Here is the gist for Irresolute the Frame Rate, Channels and Sample Width
You can see the Frame Charge per unit, Channels and Sample Width of Sound in "convertedrate.wav"
Silence Remove
Hither nosotros will Remove the Silence using Vocalisation Activity Detector(VAD) Algorithm.

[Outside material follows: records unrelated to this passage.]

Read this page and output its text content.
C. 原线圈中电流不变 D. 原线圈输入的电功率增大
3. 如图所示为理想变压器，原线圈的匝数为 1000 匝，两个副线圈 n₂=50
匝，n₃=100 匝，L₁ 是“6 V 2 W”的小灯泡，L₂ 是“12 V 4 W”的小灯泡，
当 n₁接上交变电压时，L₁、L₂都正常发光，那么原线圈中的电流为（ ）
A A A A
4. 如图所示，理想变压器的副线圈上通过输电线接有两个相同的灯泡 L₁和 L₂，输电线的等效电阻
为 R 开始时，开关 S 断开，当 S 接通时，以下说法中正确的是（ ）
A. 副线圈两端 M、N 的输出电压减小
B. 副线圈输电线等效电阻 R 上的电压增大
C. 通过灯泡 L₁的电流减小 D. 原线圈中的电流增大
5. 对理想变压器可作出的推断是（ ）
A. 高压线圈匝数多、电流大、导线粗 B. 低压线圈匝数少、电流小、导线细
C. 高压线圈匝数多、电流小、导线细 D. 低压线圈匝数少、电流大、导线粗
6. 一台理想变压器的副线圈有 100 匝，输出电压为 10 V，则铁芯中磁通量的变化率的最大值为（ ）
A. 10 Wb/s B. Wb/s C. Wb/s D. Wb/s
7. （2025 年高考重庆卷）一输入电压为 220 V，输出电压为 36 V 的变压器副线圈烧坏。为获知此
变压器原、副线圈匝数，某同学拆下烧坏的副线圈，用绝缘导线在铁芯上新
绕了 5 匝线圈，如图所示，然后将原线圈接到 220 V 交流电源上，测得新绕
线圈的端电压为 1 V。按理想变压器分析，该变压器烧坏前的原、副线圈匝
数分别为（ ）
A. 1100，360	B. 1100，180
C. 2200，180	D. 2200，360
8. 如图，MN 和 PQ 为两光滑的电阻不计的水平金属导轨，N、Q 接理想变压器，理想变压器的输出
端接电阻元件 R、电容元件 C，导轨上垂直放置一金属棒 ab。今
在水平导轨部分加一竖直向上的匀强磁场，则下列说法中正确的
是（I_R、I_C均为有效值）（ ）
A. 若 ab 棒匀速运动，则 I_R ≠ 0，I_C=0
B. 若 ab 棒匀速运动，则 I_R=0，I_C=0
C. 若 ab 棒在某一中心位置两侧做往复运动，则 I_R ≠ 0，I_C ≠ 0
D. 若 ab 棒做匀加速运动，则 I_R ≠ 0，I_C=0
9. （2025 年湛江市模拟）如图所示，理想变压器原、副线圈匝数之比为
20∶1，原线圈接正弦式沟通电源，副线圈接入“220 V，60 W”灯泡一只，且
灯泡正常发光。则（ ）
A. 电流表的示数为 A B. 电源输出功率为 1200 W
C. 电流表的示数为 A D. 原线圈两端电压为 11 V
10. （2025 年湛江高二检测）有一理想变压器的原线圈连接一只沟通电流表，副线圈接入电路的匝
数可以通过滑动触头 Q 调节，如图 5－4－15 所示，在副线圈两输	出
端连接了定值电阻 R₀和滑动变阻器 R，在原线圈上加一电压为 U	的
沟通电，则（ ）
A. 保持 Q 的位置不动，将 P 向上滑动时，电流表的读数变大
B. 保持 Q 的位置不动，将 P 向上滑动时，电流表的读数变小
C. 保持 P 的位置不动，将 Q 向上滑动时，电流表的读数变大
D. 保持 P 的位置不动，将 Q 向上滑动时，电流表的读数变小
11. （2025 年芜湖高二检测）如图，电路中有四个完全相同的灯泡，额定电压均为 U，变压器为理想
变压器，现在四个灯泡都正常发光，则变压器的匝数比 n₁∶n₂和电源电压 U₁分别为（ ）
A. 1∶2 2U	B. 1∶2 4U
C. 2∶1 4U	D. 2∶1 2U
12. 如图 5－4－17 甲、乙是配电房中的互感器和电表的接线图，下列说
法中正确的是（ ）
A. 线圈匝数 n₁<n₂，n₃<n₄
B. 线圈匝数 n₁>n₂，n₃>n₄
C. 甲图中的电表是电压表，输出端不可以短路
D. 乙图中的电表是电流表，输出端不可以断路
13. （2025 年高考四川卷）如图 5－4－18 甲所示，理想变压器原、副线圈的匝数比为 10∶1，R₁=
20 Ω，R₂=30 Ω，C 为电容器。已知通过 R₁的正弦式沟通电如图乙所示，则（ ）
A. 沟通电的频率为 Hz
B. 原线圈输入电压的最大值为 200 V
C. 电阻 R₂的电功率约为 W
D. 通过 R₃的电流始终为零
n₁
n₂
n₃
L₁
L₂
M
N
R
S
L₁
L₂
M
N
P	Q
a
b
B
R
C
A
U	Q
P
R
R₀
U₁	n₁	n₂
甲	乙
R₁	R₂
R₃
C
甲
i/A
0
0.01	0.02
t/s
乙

Basically the Silence Removal lawmaking reads the sound file and convert into frames and so check VAD to each set of frames using Sliding Window Technique. The Frames having voices are nerveless in seperate list and non-voices(silences) are removed. Hence, all frames which contains voices is in the list are converted into "Audio file".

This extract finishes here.